John Hope Bryant's "Money & Marriage" episode offers a profound exploration of how financial dynamics influence romantic relationships. By intertwining personal stories, practical advice, and historical context, Bryant provides listeners with the tools and understanding necessary to foster healthier, wealth-building partnerships. This episode serves as an essential guide for anyone looking to navigate the intricate dance between money and love.
Notable Quotes:
[10:45]
"The number one cause of divorce is money. The number one cause for domestic abuse is money. The number one cause for stress is money."
– John Hope Bryant
[22:15]
"If you're in a relationship, you have to be better together. Two plus two should equal six, eight, or ten."
– John Hope Bryant
[35:50]
"Marriage came from a business situation.
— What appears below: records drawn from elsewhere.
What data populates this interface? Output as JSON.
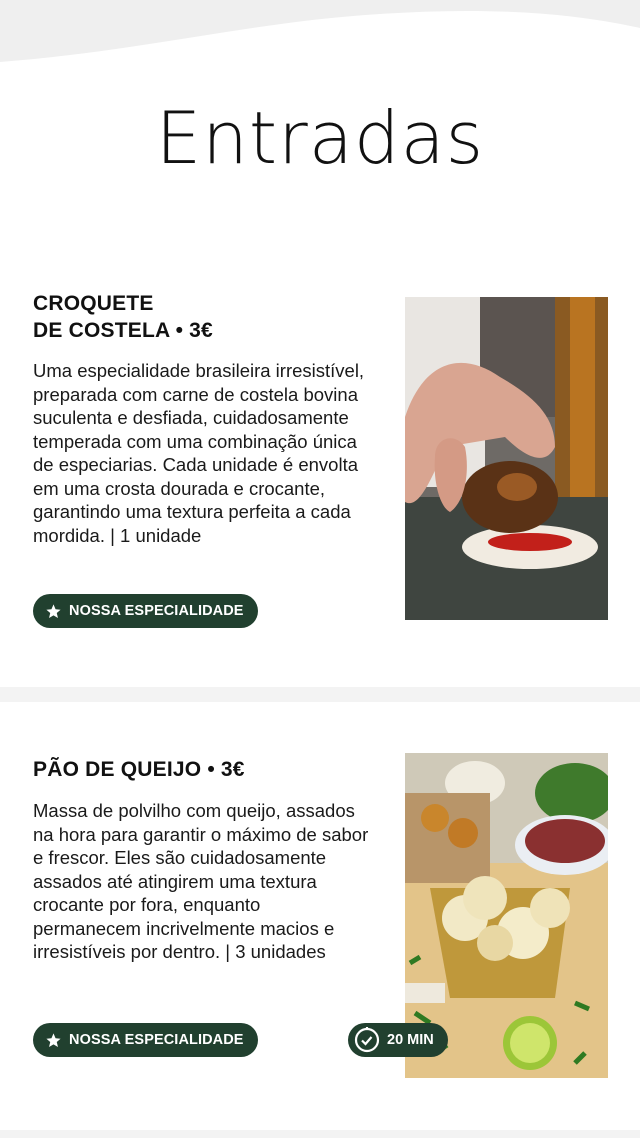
{
  "page": {
    "title": "Entradas"
  },
  "items": [
    {
      "title_line1": "CROQUETE",
      "title_line2": "DE COSTELA • 3€",
      "description": "Uma especialidade brasileira irresistível, preparada com carne de costela bovina suculenta e desfiada, cuidadosamente temperada com uma combinação única de especiarias. Cada unidade é envolta em uma crosta dourada e crocante, garantindo uma textura perfeita a cada mordida. | 1 unidade",
      "badge": "NOSSA ESPECIALIDADE",
      "badge_icon": "star-icon",
      "image": "croquete-photo"
    },
    {
      "title_line1": "PÃO DE QUEIJO • 3€",
      "description": "Massa de polvilho com queijo, assados na hora para garantir o máximo de sabor e frescor. Eles são cuidadosamente assados até atingirem uma textura crocante por fora, enquanto permanecem incrivelmente macios e irresistíveis por dentro. | 3 unidades",
      "badge": "NOSSA ESPECIALIDADE",
      "badge_icon": "star-icon",
      "time": "20 MIN",
      "time_icon": "clock-check-icon",
      "image": "pao-de-queijo-photo"
    }
  ],
  "colors": {
    "badge_bg": "#21402f",
    "background": "#f3f3f3",
    "card": "#ffffff"
  }
}
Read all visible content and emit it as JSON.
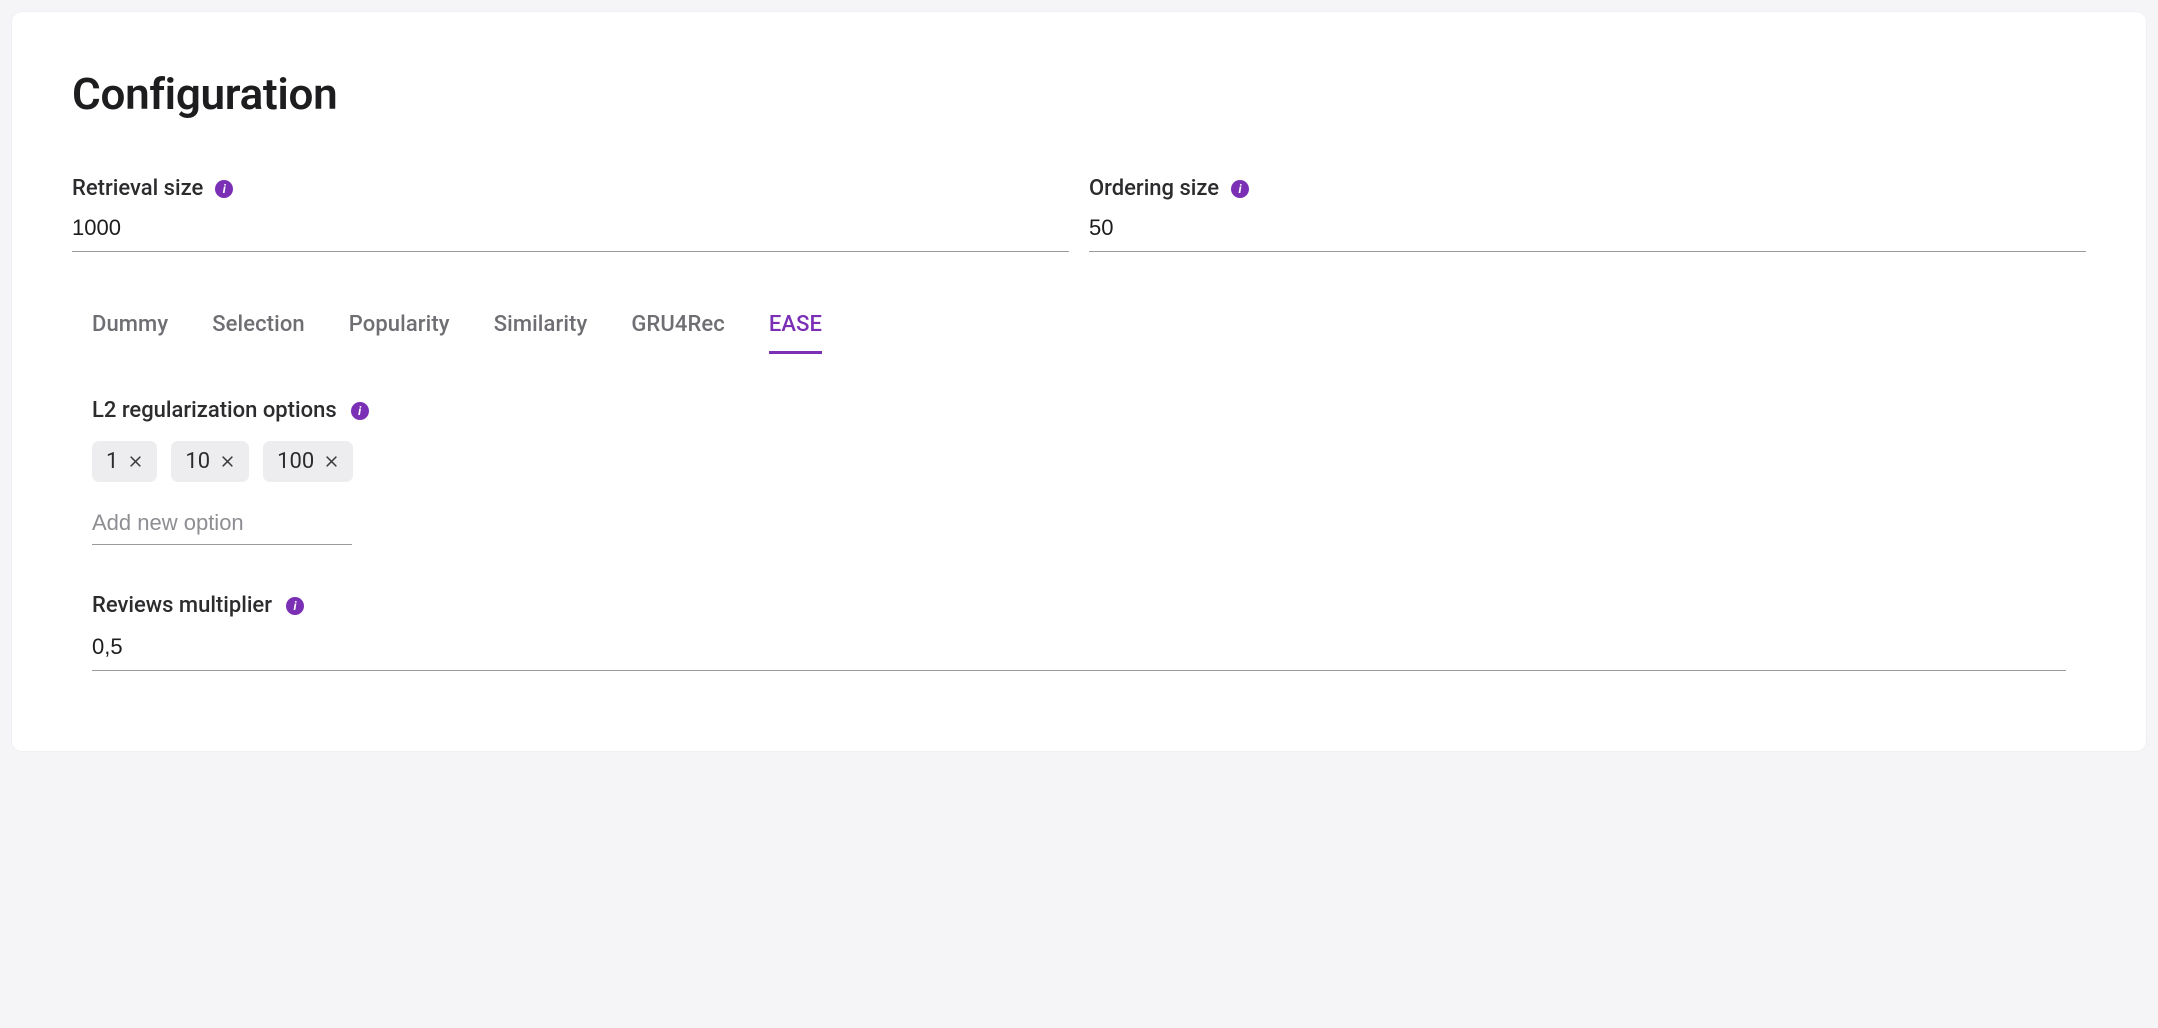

It wasn’t created nearly 3,000 years before the birth of Christ for romance; it was about power, money, wealth, and positioning in the world."
– John Hope Bryant
[58:25]
"Marriages, like money, amplify who you really are. If you're a good person, marriage makes you better. If you're a jerk, it makes you a bigger jerk."
– John Hope Bryant
[1:05:40]
"A prenup can protect your assets, but if it’s written with ill intent, it can set a negative tone for the marriage from the start."
– John Hope Bryant
[1:20:00]
"Love is work, and so is building wealth together. Make sure you’re both playing for the marathon, not just the short sprint."
– John Hope Bryant
This comprehensive summary captures the essence of John Hope Bryant's discussion on the interplay between money and marriage, offering valuable insights and actionable advice for listeners aiming to build both financial stability and strong, enduring relationships.